Cet extrait de José démontre, une fois de plus, le poids que le passé d’un individu a dans son processus d’installation dans un nouveau pays. D’après José, ses expériences de vie avant la migration ont joué un rôle essentiel dans son parcours en Suisse. C’est grâce aux expériences passées qu’il peut vivre son présent tel qu’il est décrit dans l’extrait. Dans cette logique, le fait de revenir à son vécu aide José à se réaliser dans le présent et à se projeter dans le futur. Cet exemple démontre que l’imagination peut devenir une ressource pour établir une continuité de sa propre identité et, en même temps, pour s’engager dans un processus d’invention et de transformation. José souligne non seulement l’impossibilité d’oublier son propre passé, mais il relève également l’importance de cette dimension dans l’installation des migrants en Suisse : le passé est un ‘patrimoine qui a une conséquence directe sur le présent et

sur le futur’. La question identitaire apparaît ici de manière

évidente : l’identité de José se construit à travers le chemin qu’il a fait « avant » et « après » la migration (Gemignani, 2011). Ce qui s’est passé « avant » est partie intégrante de ce qui se passe « ici et maintenant » (Zittoun, 2013, p. 227). En cherchant à trouver une continuité, José arrive à préserver une certaine unité de sa propre identité.
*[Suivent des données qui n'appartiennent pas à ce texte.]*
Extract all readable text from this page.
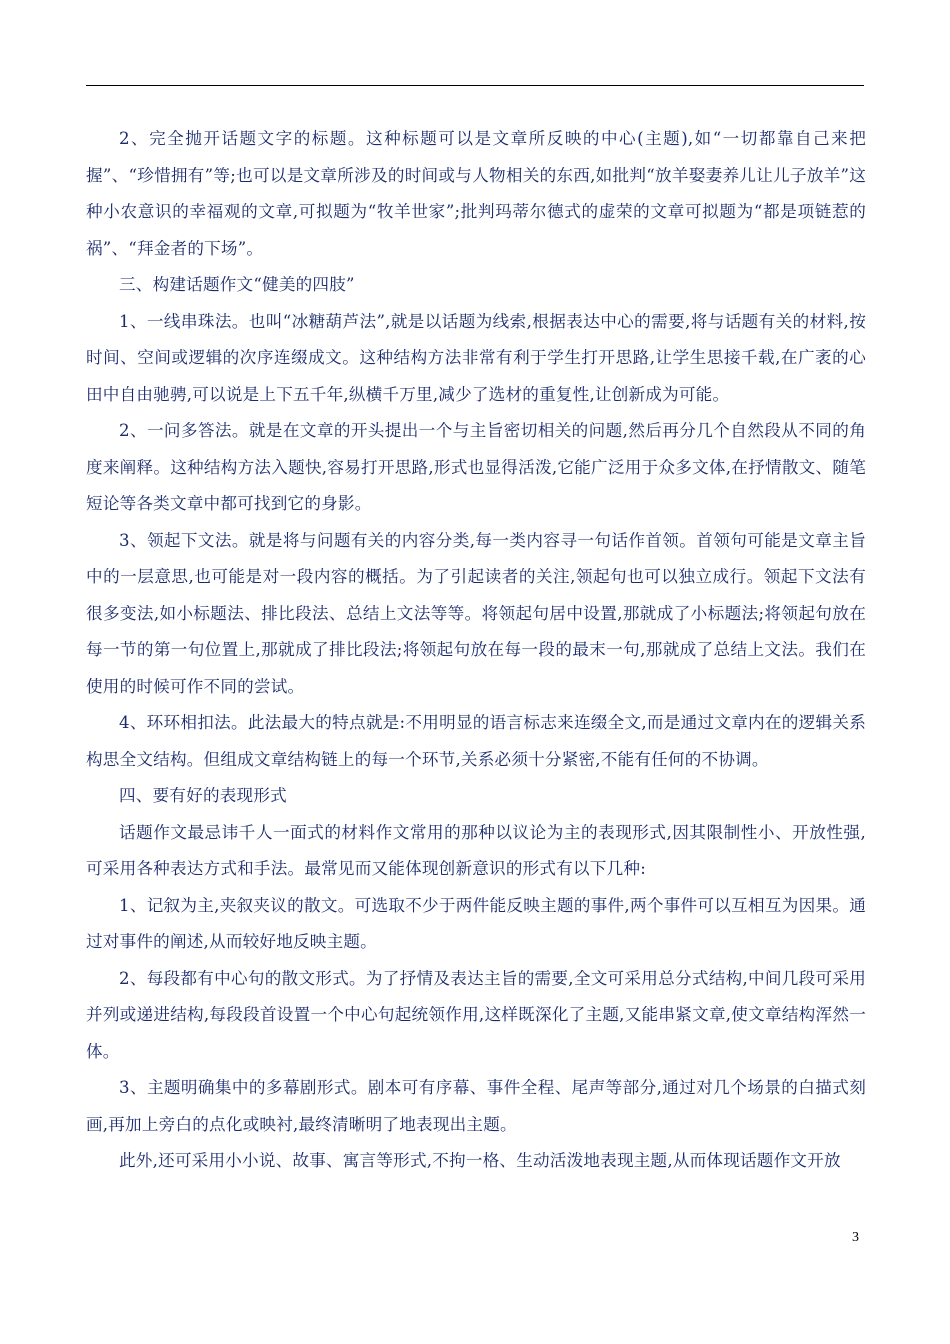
2、完全抛开话题文字的标题。这种标题可以是文章所反映的中心(主题),如“一切都靠自己来把握”、“珍惜拥有”等;也可以是文章所涉及的时间或与人物相关的东西,如批判“放羊娶妻养儿让儿子放羊”这种小农意识的幸福观的文章,可拟题为“牧羊世家”;批判玛蒂尔德式的虚荣的文章可拟题为“都是项链惹的祸”、“拜金者的下场”。

三、构建话题作文“健美的四肢”

1、一线串珠法。也叫“冰糖葫芦法”,就是以话题为线索,根据表达中心的需要,将与话题有关的材料,按时间、空间或逻辑的次序连缀成文。这种结构方法非常有利于学生打开思路,让学生思接千载,在广袤的心田中自由驰骋,可以说是上下五千年,纵横千万里,减少了选材的重复性,让创新成为可能。

2、一问多答法。就是在文章的开头提出一个与主旨密切相关的问题,然后再分几个自然段从不同的角度来阐释。这种结构方法入题快,容易打开思路,形式也显得活泼,它能广泛用于众多文体,在抒情散文、随笔短论等各类文章中都可找到它的身影。

3、领起下文法。就是将与问题有关的内容分类,每一类内容寻一句话作首领。首领句可能是文章主旨中的一层意思,也可能是对一段内容的概括。为了引起读者的关注,领起句也可以独立成行。领起下文法有很多变法,如小标题法、排比段法、总结上文法等等。将领起句居中设置,那就成了小标题法;将领起句放在每一节的第一句位置上,那就成了排比段法;将领起句放在每一段的最末一句,那就成了总结上文法。我们在使用的时候可作不同的尝试。

4、环环相扣法。此法最大的特点就是:不用明显的语言标志来连缀全文,而是通过文章内在的逻辑关系构思全文结构。但组成文章结构链上的每一个环节,关系必须十分紧密,不能有任何的不协调。

四、要有好的表现形式

话题作文最忌讳千人一面式的材料作文常用的那种以议论为主的表现形式,因其限制性小、开放性强,可采用各种表达方式和手法。最常见而又能体现创新意识的形式有以下几种:

1、记叙为主,夹叙夹议的散文。可选取不少于两件能反映主题的事件,两个事件可以互相互为因果。通过对事件的阐述,从而较好地反映主题。

2、每段都有中心句的散文形式。为了抒情及表达主旨的需要,全文可采用总分式结构,中间几段可采用并列或递进结构,每段段首设置一个中心句起统领作用,这样既深化了主题,又能串紧文章,使文章结构浑然一体。

3、主题明确集中的多幕剧形式。剧本可有序幕、事件全程、尾声等部分,通过对几个场景的白描式刻画,再加上旁白的点化或映衬,最终清晰明了地表现出主题。

此外,还可采用小小说、故事、寓言等形式,不拘一格、生动活泼地表现主题,从而体现话题作文开放

3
José : Il s’agit d’un souvenir actif, ce n’est pas « ooh quand je vais retourner dans mon pays… ? ». Il s’agit d’une chose qui a grandi dans le temps, qui est devenu un patrimoine. […] Souvent les gens pensent que c’est de la simple nostalgie, ce n’est pas ça, c’est une relation active avec le pays, avec sa propre mémoire, avec son propre passé, c’est différent. Comme je t’ai expliqué, ce que je fais avec le théâtre a une emprunte de mon passé. Donc il est impossible, comment tu fais tout d’un coup… une

espèce de magie noire… comme un zombi… tu deviens un autre… ce n’est pas comme ça !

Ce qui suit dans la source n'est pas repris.